Indeed, he opens it up, like the new dispensation, to the whole world--rather than the seventy-two names of God derived by permutational rabbinic letter-crunching, as in more traditional forms of this school of thought, the rays of his sunflower are composed of seventy-two four-letter names of God derived from the Biblical seventy-two peoples of the world. And rather than conventional Assyrians, Babylonians, Greeks and the like, this being an age of science and expansion, we have exotic typefaces and the names of God of far-flung tribes like the Mexicani (BOSA), the Scoti (GOOT), and Tatari (ANOT). Kircher being Kircher, the big picture and moralizing missionary message trumps details, and occasionally he fudges things a little. For example, we discover in his table that the English call the Divine Creator GOOD and not God, in order to keep up the four-letter Tetragrammaton parallel.

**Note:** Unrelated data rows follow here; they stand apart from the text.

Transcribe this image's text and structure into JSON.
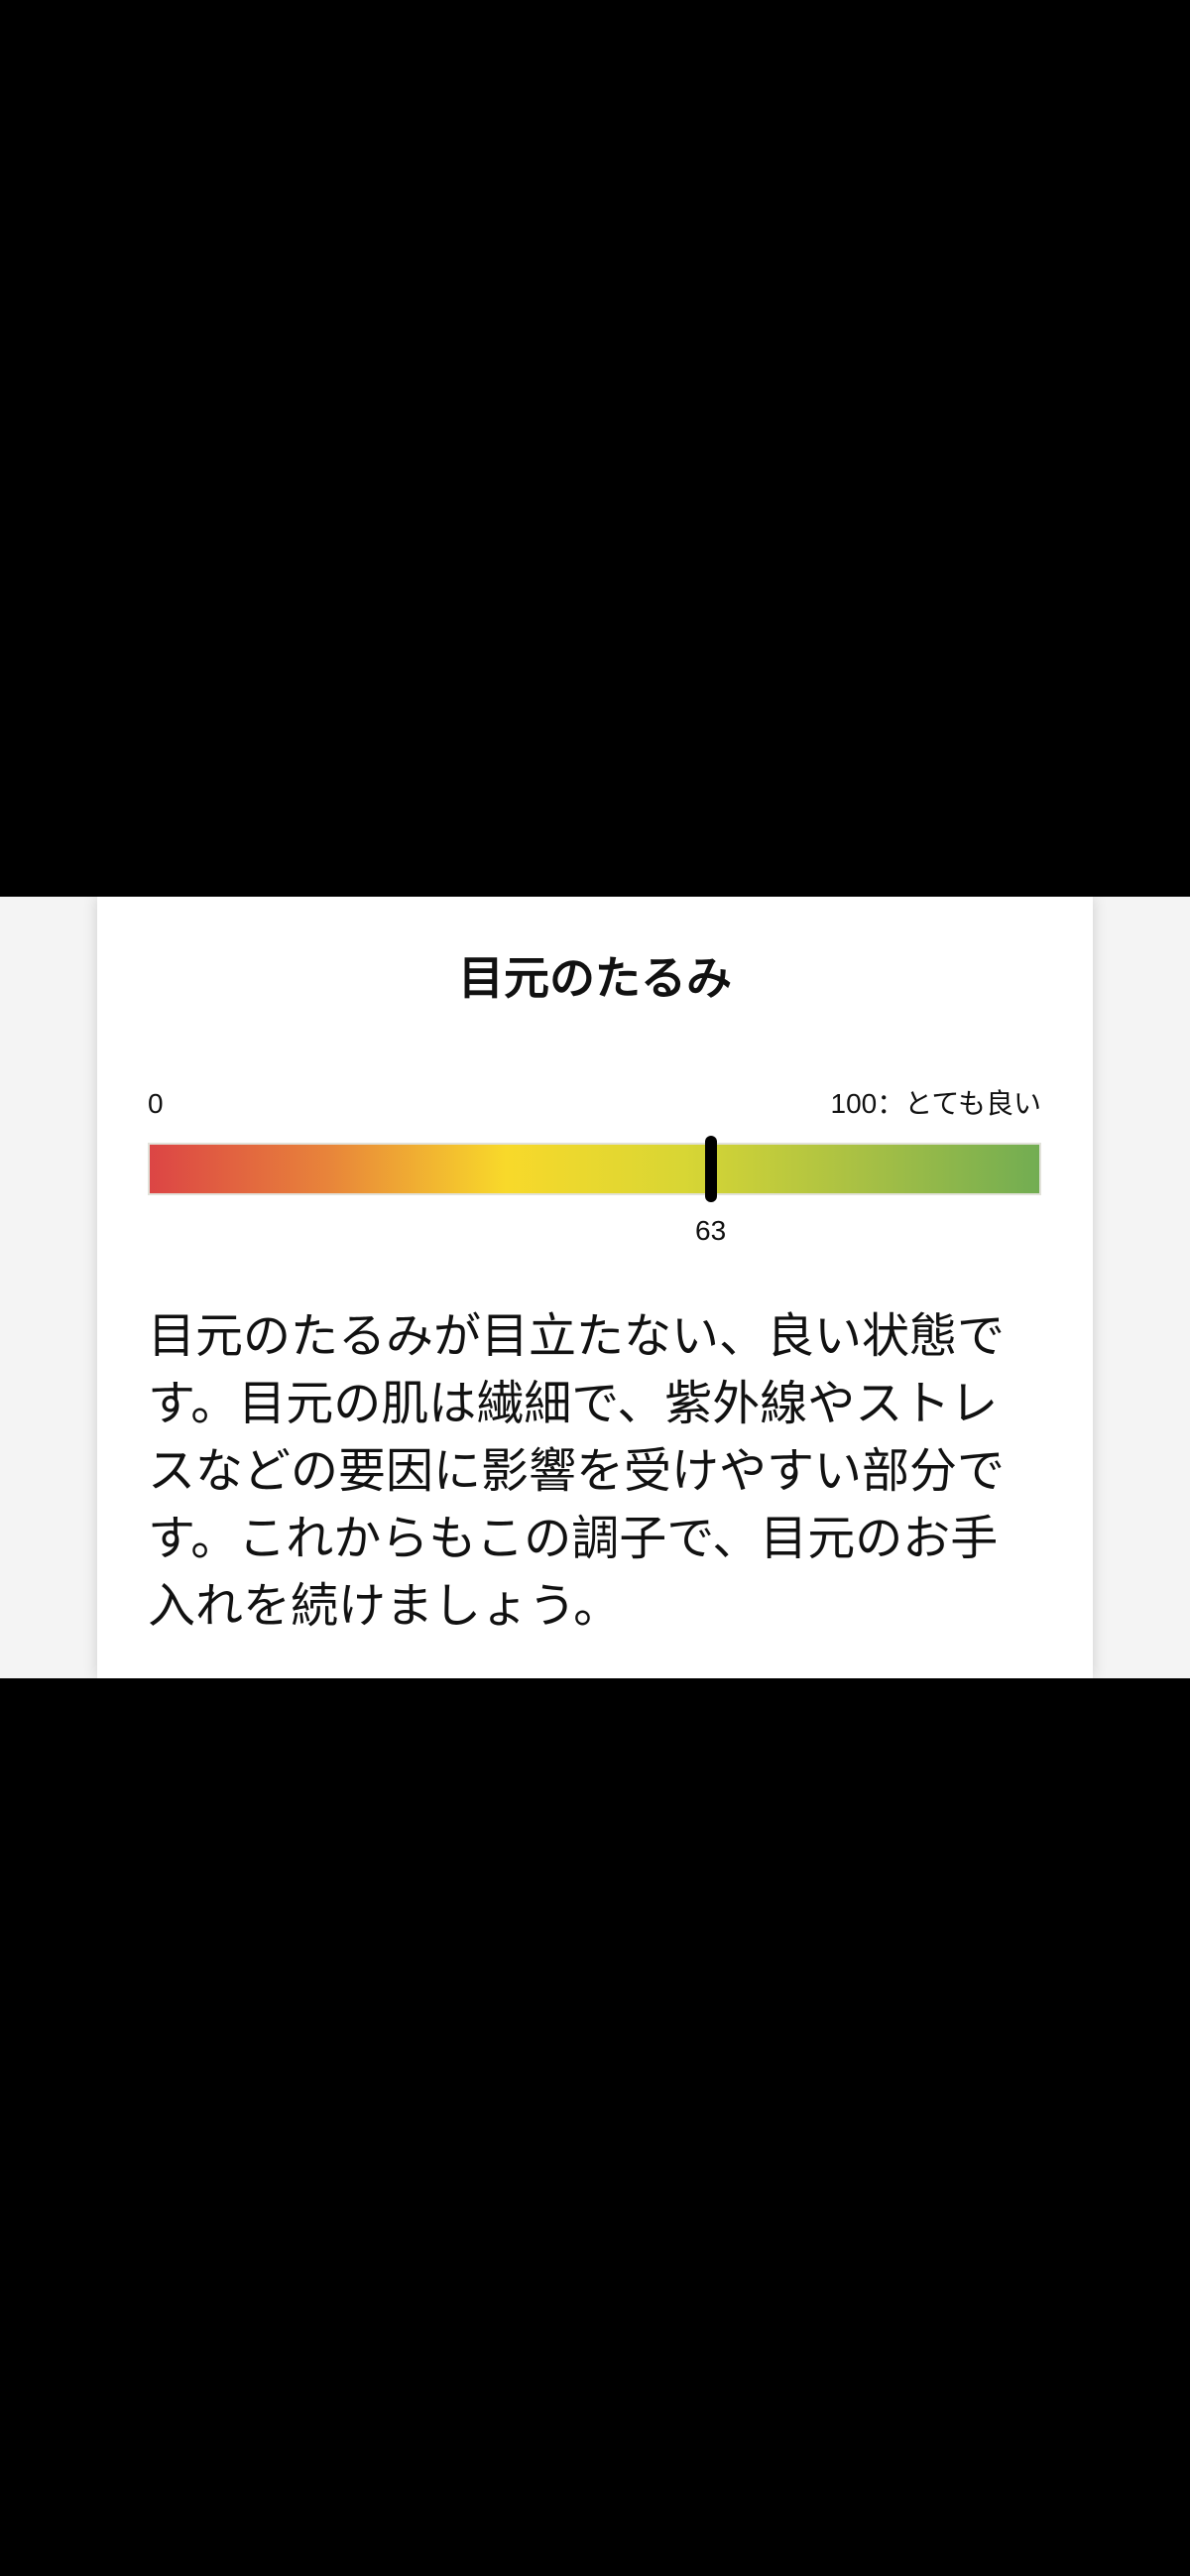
{
  "card": {
    "title": "目元のたるみ",
    "scale": {
      "min_label": "0",
      "max_label": "100：とても良い",
      "min": 0,
      "max": 100,
      "value": 63,
      "value_label": "63",
      "gradient_colors": [
        "#dc4545",
        "#e8843a",
        "#f8d92a",
        "#d8d634",
        "#a8c044",
        "#72ad52"
      ]
    },
    "description": "目元のたるみが目立たない、良い状態です。目元の肌は繊細で、紫外線やストレスなどの要因に影響を受けやすい部分です。これからもこの調子で、目元のお手入れを続けましょう。"
  }
}
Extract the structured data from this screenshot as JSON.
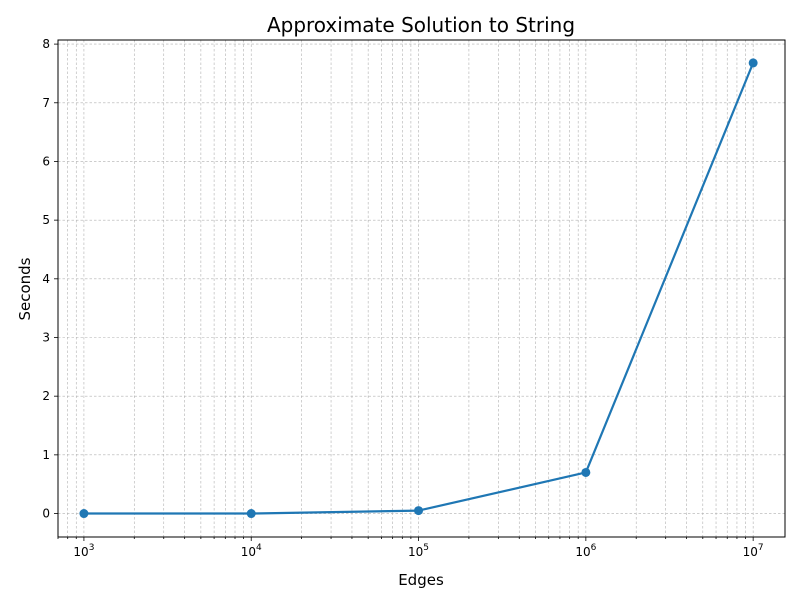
{
  "chart_data": {
    "type": "line",
    "title": "Approximate Solution to String",
    "xlabel": "Edges",
    "ylabel": "Seconds",
    "x_scale": "log",
    "x_range": [
      700,
      15500000
    ],
    "ylim": [
      -0.4,
      8.07
    ],
    "grid": true,
    "grid_minor": true,
    "series": [
      {
        "color": "#1f77b4",
        "marker": "circle",
        "x": [
          1000,
          10000,
          100000,
          1000000,
          10000000
        ],
        "y": [
          0.0,
          0.0,
          0.05,
          0.7,
          7.68
        ]
      }
    ],
    "x_ticks": [
      {
        "value": 1000,
        "base": "10",
        "exp": "3"
      },
      {
        "value": 10000,
        "base": "10",
        "exp": "4"
      },
      {
        "value": 100000,
        "base": "10",
        "exp": "5"
      },
      {
        "value": 1000000,
        "base": "10",
        "exp": "6"
      },
      {
        "value": 10000000,
        "base": "10",
        "exp": "7"
      }
    ],
    "y_ticks": [
      0,
      1,
      2,
      3,
      4,
      5,
      6,
      7,
      8
    ]
  }
}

This encoding leads us to a second, less complex but more intriguing diagram. Kircher imagined Hebrew wisdom had trickled-down unknowlingly into the paganism of the Jewish people's surrounding neighbors: the four letters of the Tetragrammaton were encoded by allegory by Orpheus into the figures of Muse, Dionysius, Apollo, and Venus. And the Egyptian sages, from their encounters with the Hebrews, encoded it directly into a hieroglyph (below).

I am no expert, but given Kircher's track record, the form the Hieroglyphic Tetragrammaton takes must be considered with a grain of salt. Oddly enough, his idea was not too far off. At the Amun-temple in Soleb, Sudan, we find a stretch of hieroglyphics accompanying a series of reliefs of captive prisoners; one prisoner, called of the people of Shasou, thought by some to be the ancestral Hebrews, are described as “those of Yehoua," perhaps a toponym, or, more excitingly, a garbled version of YHWH, or possibly both. Far from being preserved by recondite Egyptian sages, it's part of a list of slaves. Kircher is a bit off the mark, but the thrill of seeing Israel pop up in the historical record makes it all worth the effort. Kircher has the virtue of making interesting mistakes, in an age which straddled Aristotle and the newer sciences, and, in Kircher's case, contained large analytical chunks of both.

Kircher's main point, despite all these klutzy linguistic shenanighans, is a wholesome one--the whole world is open to the message of Christ. God has placed in the hearts of his various peoples across the world little, unconscious splinters of the truth, those pagan echoes that gave us the Sybil of the Dies Irae and the pale-faced, human-sacrifice-forbidding Aztec Quetzalcoatl. In the end of course, this can only be taken so far, a fact he no doubt realized, even if occasionally revelling a bit too much in his own funhouse-mirror erudition. The Jewish revelation was unique in all the ancient world, and quite different from the table-scraps that fell into their neighbor's hands. Nor is it the hidden knowledge that does so well on the sales tables at Barnes and Noble, but a covenant open to all. However close the pagans got to the truth (and whether it came from an accidental brush with Moses on Sinai, or some common heritage from Adam--and the latter idea steers closer to occult heterodoxy than the former), it was not sufficient. The world cries out for Christ, whether it knows it or not. He was a Jesuit after all, the champion of the Holy Name, and his mission was to show the peoples of the world that these mythic pagan and Judaic echoes had been fulfilled in a real place, by a real Man, on a dusty hill outside Jerusalem under the reign of Augustus Caesar.